İstanbul sokakları

2 2 0
                                    

Yukarıdaki şarkıyı açmayı unutmayın^^



Bu zamana kadar hayat beni bir yerlere savurup durdu. Nereye gideceğimi, ne yapacağımı bilmeden yürüdüm boş boş. Yeri geldi adım atmaya halim olmadı, adım atamadım. Yeri geldi koşmak istedim, tüm bu kargaşadan koşup uzaklaşmak istedim.

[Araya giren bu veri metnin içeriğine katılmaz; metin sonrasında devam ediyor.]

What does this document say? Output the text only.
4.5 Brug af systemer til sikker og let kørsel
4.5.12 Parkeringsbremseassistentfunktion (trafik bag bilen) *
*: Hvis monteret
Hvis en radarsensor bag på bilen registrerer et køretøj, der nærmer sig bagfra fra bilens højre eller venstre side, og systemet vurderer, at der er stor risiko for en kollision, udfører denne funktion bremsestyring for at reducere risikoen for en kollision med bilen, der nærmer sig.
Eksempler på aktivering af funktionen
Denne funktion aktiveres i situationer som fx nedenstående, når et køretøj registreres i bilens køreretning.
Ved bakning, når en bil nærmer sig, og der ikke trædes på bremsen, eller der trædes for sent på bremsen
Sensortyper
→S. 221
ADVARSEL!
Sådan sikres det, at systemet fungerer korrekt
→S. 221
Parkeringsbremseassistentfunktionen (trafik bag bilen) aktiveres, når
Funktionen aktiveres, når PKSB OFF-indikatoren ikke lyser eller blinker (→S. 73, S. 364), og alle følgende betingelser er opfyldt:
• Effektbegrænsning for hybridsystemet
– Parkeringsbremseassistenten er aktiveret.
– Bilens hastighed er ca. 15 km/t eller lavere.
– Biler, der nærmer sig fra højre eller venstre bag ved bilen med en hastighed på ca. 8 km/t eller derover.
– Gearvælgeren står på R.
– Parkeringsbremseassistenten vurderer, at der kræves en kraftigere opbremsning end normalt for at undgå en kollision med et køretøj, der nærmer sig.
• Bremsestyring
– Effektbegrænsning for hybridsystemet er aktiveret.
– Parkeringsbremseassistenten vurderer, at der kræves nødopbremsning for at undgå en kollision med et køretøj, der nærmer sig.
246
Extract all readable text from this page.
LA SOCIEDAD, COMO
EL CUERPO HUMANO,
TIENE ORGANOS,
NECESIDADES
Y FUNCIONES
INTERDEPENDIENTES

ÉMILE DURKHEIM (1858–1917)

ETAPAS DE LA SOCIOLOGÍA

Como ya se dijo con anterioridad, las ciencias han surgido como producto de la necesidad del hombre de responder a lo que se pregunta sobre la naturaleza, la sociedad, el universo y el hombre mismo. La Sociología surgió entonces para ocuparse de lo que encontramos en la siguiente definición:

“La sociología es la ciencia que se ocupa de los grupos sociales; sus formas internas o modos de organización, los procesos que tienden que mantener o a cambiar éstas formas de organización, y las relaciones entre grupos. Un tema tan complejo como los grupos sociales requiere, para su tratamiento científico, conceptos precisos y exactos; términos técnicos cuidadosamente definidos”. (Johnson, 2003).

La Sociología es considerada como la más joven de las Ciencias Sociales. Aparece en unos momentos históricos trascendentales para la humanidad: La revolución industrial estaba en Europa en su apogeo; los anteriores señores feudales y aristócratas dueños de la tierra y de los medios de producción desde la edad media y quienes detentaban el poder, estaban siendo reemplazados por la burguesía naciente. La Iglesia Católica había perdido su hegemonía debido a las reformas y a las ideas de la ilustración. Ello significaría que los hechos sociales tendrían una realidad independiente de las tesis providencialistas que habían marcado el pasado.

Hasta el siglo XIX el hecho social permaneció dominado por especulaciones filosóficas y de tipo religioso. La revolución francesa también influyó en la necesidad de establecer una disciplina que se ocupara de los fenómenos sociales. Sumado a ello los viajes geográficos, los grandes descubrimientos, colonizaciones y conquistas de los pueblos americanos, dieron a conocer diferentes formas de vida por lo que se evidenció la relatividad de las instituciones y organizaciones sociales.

Her zaman yıkılmış bir bina'nın altında mahsur kalmışım, bağırdığımda kendim bile çığlığı duyamamışım gibi hissettim. Nasıl bir oyunun içinde olduğumu bilmeden oyuna ayak uydurdum yıllarca. Nereye ait olduğumu düşündüm, nasıl mutlu olacağımı? Tüm bu yaşadıklarımı unutup unutmamanın yolu var mı diye düşündüm, yoktu. Yıllarca yastığıma sarılıp ağlamakla yetindim. 10 yaşından sonra psikolog tedavisine başladım, gözlerimi her kapattığımda annem'in çığlık seslerini duydum, babam'ın annem'e nasıl vurduğunu gördüm. Ayakta durmaya çalıştım, güçlü durmaya çalıştım. Tek yapabildiğim dışarıdan güçlü görünmek oldu. İçimde nasıl savaş verdiğimi kimse göremedi. İçimdeki fırtınaların sesini kimse duyamadı.

İstanbul'a aldığım uçak bileti elimde havaalanında oturmuş bekliyordum.

(1 saat sonra)

Bulutlar yakından daha güzel diye fısıldıyordum kendi kendime. Çocukken hava ne zaman bulutlu olsa hızlıca dışarı koşar bulutları birer şekile benzetirdim.

Bulutları kilometrelerce öteden huzur verirken, bu kadar yakın olmak istemsizce kalbimin hızlı artmasına neden oldu. Bir de yağmurlar var tabi! Son bir kaç yıldır ne zaman yağmur yağdığını görsem çocuk gibi koşarak dışarı çıkar, kulaklığımı takar ve şarkı dinleyerek geçerdim sokakları. Yağmur'un beni ıslatmasına, rüzgar'ın saçlarımı dağıtmasına izin verirdim, sonra ise saçlarımı toplar, şemsiyemi açar ve kalbimi kapatırdım.

Tüm gece gözüme bir damla uyku girmedi ve şu an gözüm o kadar yanıyor ki parmaklarımı sokup gözümü yerinden çıkarmak istiyordum.

Bulutları izlemeye devam ederken hostes'in sesiyle gözlerimi bulutlardan ayırdım.

"İnişe geçtik, yerinizden kalkmayın."

"Kalkmıyoruz zaten aptal." Dedim kendi kendime. Hostes duymuş olmalı ki bakışlarını bana çevirip konuşmaya başladı.

"Bir şey mi dediniz hanımefendi?"

"Su.. su alabilir miyim?"

Ah Ayla! Uçak inerken kadın sana su mu getirecek? Ne kadar aptalım.

Hostes başını sallayıp bana su getirdi.

E hiç susamamıştım ki. Bir anda ağzımdan kaçmıştı. Hem çok çişim gelmişti, içersem altıma yapabilirdim. Kadın'ın gözlerini üzerime dikmiş suyu içmemi bekliyordu. İstemeyerek de olsa suyu içtikten sonra kadın gözlerini üzerimden çekti. Ne yani? Sadece suyu içmemi mi bekliyordu?

Nihayet indikten sonra valizimi de alıp bir taksi durdurdum. İlk defa nereye gideceğimi biliyordum ve ilk defa kendimi özgür hissediyordum. Yol boyunca İstanbul sokaklarına baktım, o kadar kalabalık olmasına rağmen baktıkça huzur buldum. Kafam'ı cama yaslayıp sokakları izlemeye devam ederken "bazen özgür olmak için her şeyi arkanda bırakmak gerekir" diye fısıldadım kendi kendime.

Yaklaşık bir saat sonra arkadaşımın evine geldim. Babası emlakçıydı ve yarın hep birlikte bana ev bakmaya gidecektik. Sonra ise mobilya almaya, büyük ihtimalle bu hafta yeni evimde olacaktım.

"Ayla, aç mısın?"

Defne benim lise'den arkadaşımdı. Lise'den sonra çok da sık olmasa da arada görüşüyorduk. Fakat ailesinin işi yüzünden İstanbul'a gelmek zorunda kaldılar.